Hello

Recently we had a Problem with the Failover of our PRTG Cluster, which caused it to be disconnected from the Master for about a week. After we turned the Failover on again it showed that the cluster was back to normal (Status was ok). But after some time i realized that it wasn't synchronizing all my changes anymore (For example i unpaused a sensor on my Master but it didnt on the Failover which caused the sensor's overall state to stay on paused).

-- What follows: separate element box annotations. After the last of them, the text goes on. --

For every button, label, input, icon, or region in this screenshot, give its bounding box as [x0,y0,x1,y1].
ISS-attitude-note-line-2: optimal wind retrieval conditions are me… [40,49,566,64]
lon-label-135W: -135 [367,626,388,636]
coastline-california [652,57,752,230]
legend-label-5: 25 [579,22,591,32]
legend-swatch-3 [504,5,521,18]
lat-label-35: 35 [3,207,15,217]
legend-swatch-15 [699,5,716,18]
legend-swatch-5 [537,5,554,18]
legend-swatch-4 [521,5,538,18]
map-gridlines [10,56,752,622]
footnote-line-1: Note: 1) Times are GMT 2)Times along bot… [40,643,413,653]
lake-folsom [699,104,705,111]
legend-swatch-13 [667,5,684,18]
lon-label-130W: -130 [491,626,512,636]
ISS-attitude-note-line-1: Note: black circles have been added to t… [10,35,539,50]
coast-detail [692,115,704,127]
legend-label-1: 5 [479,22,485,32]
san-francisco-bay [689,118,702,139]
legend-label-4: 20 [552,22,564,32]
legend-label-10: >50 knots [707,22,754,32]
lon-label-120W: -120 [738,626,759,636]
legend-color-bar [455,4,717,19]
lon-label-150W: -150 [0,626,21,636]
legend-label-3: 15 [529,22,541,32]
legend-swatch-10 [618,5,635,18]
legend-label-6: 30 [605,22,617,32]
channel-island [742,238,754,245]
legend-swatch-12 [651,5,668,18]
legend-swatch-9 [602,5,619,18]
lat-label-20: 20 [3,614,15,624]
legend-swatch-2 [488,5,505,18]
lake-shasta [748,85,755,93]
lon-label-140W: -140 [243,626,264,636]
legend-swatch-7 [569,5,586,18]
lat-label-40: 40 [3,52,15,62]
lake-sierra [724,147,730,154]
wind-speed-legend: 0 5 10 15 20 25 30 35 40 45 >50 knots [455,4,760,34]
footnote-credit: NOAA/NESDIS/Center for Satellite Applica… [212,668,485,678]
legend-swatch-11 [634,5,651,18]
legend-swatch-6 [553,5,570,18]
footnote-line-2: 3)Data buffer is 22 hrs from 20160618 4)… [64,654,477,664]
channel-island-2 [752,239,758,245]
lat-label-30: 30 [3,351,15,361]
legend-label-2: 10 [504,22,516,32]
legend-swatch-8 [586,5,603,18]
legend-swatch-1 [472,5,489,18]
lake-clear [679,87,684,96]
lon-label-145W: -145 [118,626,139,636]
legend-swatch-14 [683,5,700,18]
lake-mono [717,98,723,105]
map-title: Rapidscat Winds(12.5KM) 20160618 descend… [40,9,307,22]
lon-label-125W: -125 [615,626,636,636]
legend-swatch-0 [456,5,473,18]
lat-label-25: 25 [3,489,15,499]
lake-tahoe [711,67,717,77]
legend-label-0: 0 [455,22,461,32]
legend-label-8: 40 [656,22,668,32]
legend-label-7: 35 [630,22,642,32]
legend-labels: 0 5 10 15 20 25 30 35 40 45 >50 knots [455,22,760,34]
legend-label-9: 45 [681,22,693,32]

I decided to disconnect the cluster completely, delete the configuration on the Failover and reconnect it again with a new cluster ID which obviously solved the Problem. My question is now for future situations like this. Is there a maximum time the cluster can be on an error state before i can expect synchronisations Problems? How do I handle a outage of a cluster that lasts for more than just a few hours? Do you have any Best Practices regarding this topic?


Article Comments

Hey Jasmin,

Thank you for your KB-posting.

  • Is there a maximum time the cluster can be on an error state before i can expect synchronizations Problems? There is no distinct time after the synchronization will fail. Once a disconnected node re-joined the cluster, the master checks the "version" of the configuration on the node which is back up. If the discrepancy is very small, the master pushes the changes only to update the configuration on the node. However, if the discrepancy is too big, the master pushes the entire configuration file to the node in order to sync the configuration asap.
  • How do I handle a outage of a cluster that lasts for more than just a few hours? Usually, there is nothing to do as PRTG will synchronize all important files automatically.
  • Do you have any Best Practices regarding this topic?
    • Check if the Failover runs the very same version as the Master does
    • Check if the license is activated successfully on all nodes of the cluster
    • In case, that you encounter any other issues, please open a support ticket and forward us the log files from all nodes of the cluster for further analysis.

Best regards,
Sven


Jun, 2017 - Permalink

Hi Sven,

Thank you for your Reply. In case a situation like this should happen again I'll follow your suggested steps.

Best regards, Jasmin


Jun, 2017 - Permalink